Is the semen from all the real men who fuck your wife behind your back count as a preserve, if so do you think she will be able to save enough instead of slurping it down her gullet?

>torn denim

1987 called and asked for its dress sense back.

Hey Gaybow stop crying and post your pretentious faggot questions to the appropriate audience.

Seriously what did you expect from a Chinese cartoon imageboard?

>wine party
how about you just call it a party, faggot?

Last weekend I had a bunch of people over and we drank scotch but I didn't refer to it as a scotch party because I'm not a pretentious fuckwit. The

Apples are the most commonplace

Jesus fuck how insecure you faggots are.
>Oh no! Somebody appreciates something i am too shit to know anything about!
>I better repeatetly call him a faggot! Because that is not at all gay.

Go back to your chicken tendies and mountain dew, and leave men to their drinking.

Good on you man.
I suggest bacon jam, cranberry preserve, or a rosemary and port jus depending on pairings
Let me know what you are drinking and I could come up with some ideas
Ignore the autists, they need their own fast food and alcoholism board.

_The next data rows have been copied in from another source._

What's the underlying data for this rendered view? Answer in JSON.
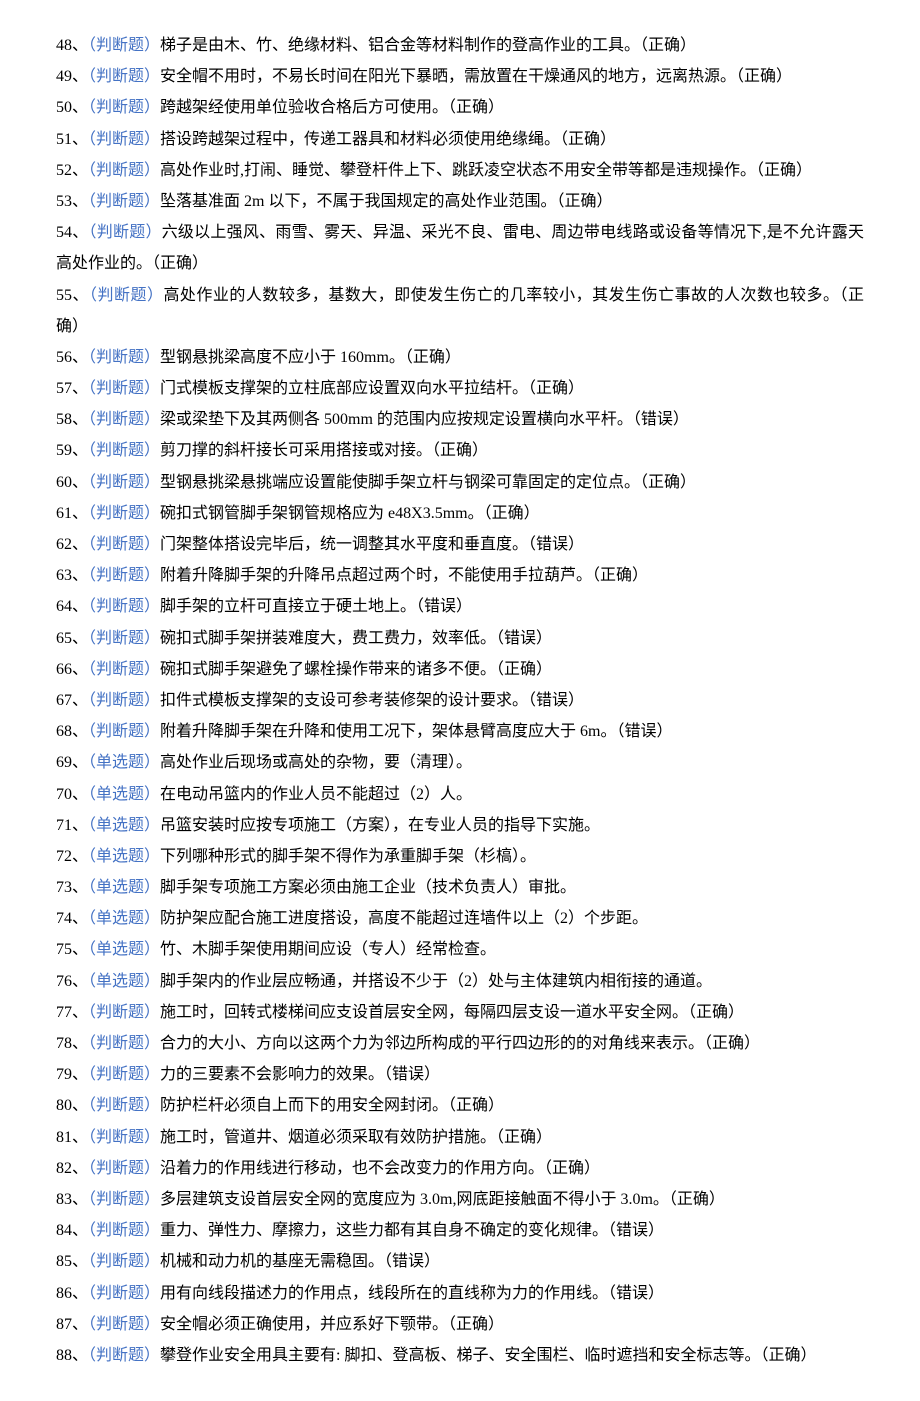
{
  "questions": [
    {
      "num": "48、",
      "tag": "（判断题）",
      "text": "梯子是由木、竹、绝缘材料、铝合金等材料制作的登高作业的工具。（正确）"
    },
    {
      "num": "49、",
      "tag": "（判断题）",
      "text": "安全帽不用时，不易长时间在阳光下暴晒，需放置在干燥通风的地方，远离热源。（正确）"
    },
    {
      "num": "50、",
      "tag": "（判断题）",
      "text": "跨越架经使用单位验收合格后方可使用。（正确）"
    },
    {
      "num": "51、",
      "tag": "（判断题）",
      "text": "搭设跨越架过程中，传递工器具和材料必须使用绝缘绳。（正确）"
    },
    {
      "num": "52、",
      "tag": "（判断题）",
      "text": "高处作业时,打闹、睡觉、攀登杆件上下、跳跃凌空状态不用安全带等都是违规操作。（正确）"
    },
    {
      "num": "53、",
      "tag": "（判断题）",
      "text": "坠落基准面 2m 以下，不属于我国规定的高处作业范围。（正确）"
    },
    {
      "num": "54、",
      "tag": "（判断题）",
      "text": "六级以上强风、雨雪、雾天、异温、采光不良、雷电、周边带电线路或设备等情况下,是不允许露天高处作业的。（正确）"
    },
    {
      "num": "55、",
      "tag": "（判断题）",
      "text": "高处作业的人数较多，基数大，即使发生伤亡的几率较小，其发生伤亡事故的人次数也较多。（正确）"
    },
    {
      "num": "56、",
      "tag": "（判断题）",
      "text": "型钢悬挑梁高度不应小于 160mm。（正确）"
    },
    {
      "num": "57、",
      "tag": "（判断题）",
      "text": "门式模板支撑架的立柱底部应设置双向水平拉结杆。（正确）"
    },
    {
      "num": "58、",
      "tag": "（判断题）",
      "text": "梁或梁垫下及其两侧各 500mm 的范围内应按规定设置横向水平杆。（错误）"
    },
    {
      "num": "59、",
      "tag": "（判断题）",
      "text": "剪刀撑的斜杆接长可采用搭接或对接。（正确）"
    },
    {
      "num": "60、",
      "tag": "（判断题）",
      "text": "型钢悬挑梁悬挑端应设置能使脚手架立杆与钢梁可靠固定的定位点。（正确）"
    },
    {
      "num": "61、",
      "tag": "（判断题）",
      "text": "碗扣式钢管脚手架钢管规格应为 e48X3.5mm。（正确）"
    },
    {
      "num": "62、",
      "tag": "（判断题）",
      "text": "门架整体搭设完毕后，统一调整其水平度和垂直度。（错误）"
    },
    {
      "num": "63、",
      "tag": "（判断题）",
      "text": "附着升降脚手架的升降吊点超过两个时，不能使用手拉葫芦。（正确）"
    },
    {
      "num": "64、",
      "tag": "（判断题）",
      "text": "脚手架的立杆可直接立于硬土地上。（错误）"
    },
    {
      "num": "65、",
      "tag": "（判断题）",
      "text": "碗扣式脚手架拼装难度大，费工费力，效率低。（错误）"
    },
    {
      "num": "66、",
      "tag": "（判断题）",
      "text": "碗扣式脚手架避免了螺栓操作带来的诸多不便。（正确）"
    },
    {
      "num": "67、",
      "tag": "（判断题）",
      "text": "扣件式模板支撑架的支设可参考装修架的设计要求。（错误）"
    },
    {
      "num": "68、",
      "tag": "（判断题）",
      "text": "附着升降脚手架在升降和使用工况下，架体悬臂高度应大于 6m。（错误）"
    },
    {
      "num": "69、",
      "tag": "（单选题）",
      "text": "高处作业后现场或高处的杂物，要（清理）。"
    },
    {
      "num": "70、",
      "tag": "（单选题）",
      "text": "在电动吊篮内的作业人员不能超过（2）人。"
    },
    {
      "num": "71、",
      "tag": "（单选题）",
      "text": "吊篮安装时应按专项施工（方案），在专业人员的指导下实施。"
    },
    {
      "num": "72、",
      "tag": "（单选题）",
      "text": "下列哪种形式的脚手架不得作为承重脚手架（杉槁）。"
    },
    {
      "num": "73、",
      "tag": "（单选题）",
      "text": "脚手架专项施工方案必须由施工企业（技术负责人）审批。"
    },
    {
      "num": "74、",
      "tag": "（单选题）",
      "text": "防护架应配合施工进度搭设，高度不能超过连墙件以上（2）个步距。"
    },
    {
      "num": "75、",
      "tag": "（单选题）",
      "text": "竹、木脚手架使用期间应设（专人）经常检查。"
    },
    {
      "num": "76、",
      "tag": "（单选题）",
      "text": "脚手架内的作业层应畅通，并搭设不少于（2）处与主体建筑内相衔接的通道。"
    },
    {
      "num": "77、",
      "tag": "（判断题）",
      "text": "施工时，回转式楼梯间应支设首层安全网，每隔四层支设一道水平安全网。（正确）"
    },
    {
      "num": "78、",
      "tag": "（判断题）",
      "text": "合力的大小、方向以这两个力为邻边所构成的平行四边形的的对角线来表示。（正确）"
    },
    {
      "num": "79、",
      "tag": "（判断题）",
      "text": "力的三要素不会影响力的效果。（错误）"
    },
    {
      "num": "80、",
      "tag": "（判断题）",
      "text": "防护栏杆必须自上而下的用安全网封闭。（正确）"
    },
    {
      "num": "81、",
      "tag": "（判断题）",
      "text": "施工时，管道井、烟道必须采取有效防护措施。（正确）"
    },
    {
      "num": "82、",
      "tag": "（判断题）",
      "text": "沿着力的作用线进行移动，也不会改变力的作用方向。（正确）"
    },
    {
      "num": "83、",
      "tag": "（判断题）",
      "text": "多层建筑支设首层安全网的宽度应为 3.0m,网底距接触面不得小于 3.0m。（正确）"
    },
    {
      "num": "84、",
      "tag": "（判断题）",
      "text": "重力、弹性力、摩擦力，这些力都有其自身不确定的变化规律。（错误）"
    },
    {
      "num": "85、",
      "tag": "（判断题）",
      "text": "机械和动力机的基座无需稳固。（错误）"
    },
    {
      "num": "86、",
      "tag": "（判断题）",
      "text": "用有向线段描述力的作用点，线段所在的直线称为力的作用线。（错误）"
    },
    {
      "num": "87、",
      "tag": "（判断题）",
      "text": "安全帽必须正确使用，并应系好下颚带。（正确）"
    },
    {
      "num": "88、",
      "tag": "（判断题）",
      "text": "攀登作业安全用具主要有: 脚扣、登高板、梯子、安全围栏、临时遮挡和安全标志等。（正确）"
    }
  ]
}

I never called anyone gay, sorry you don't know what good wine is

>Ignore the autists
>Tripfag

What kind off fucking twat are you to announce yourself on an anonymous imageboard. Fuck off back.

What seems to be the Problem here?

Dont get so fucking triggered over fast food nerds flipping their shit.

Plenty of people replied seriously and many on this board are into wine/cheese/fine dining. I personally wouldn't even reply to memelords beyond a aloof reaction image.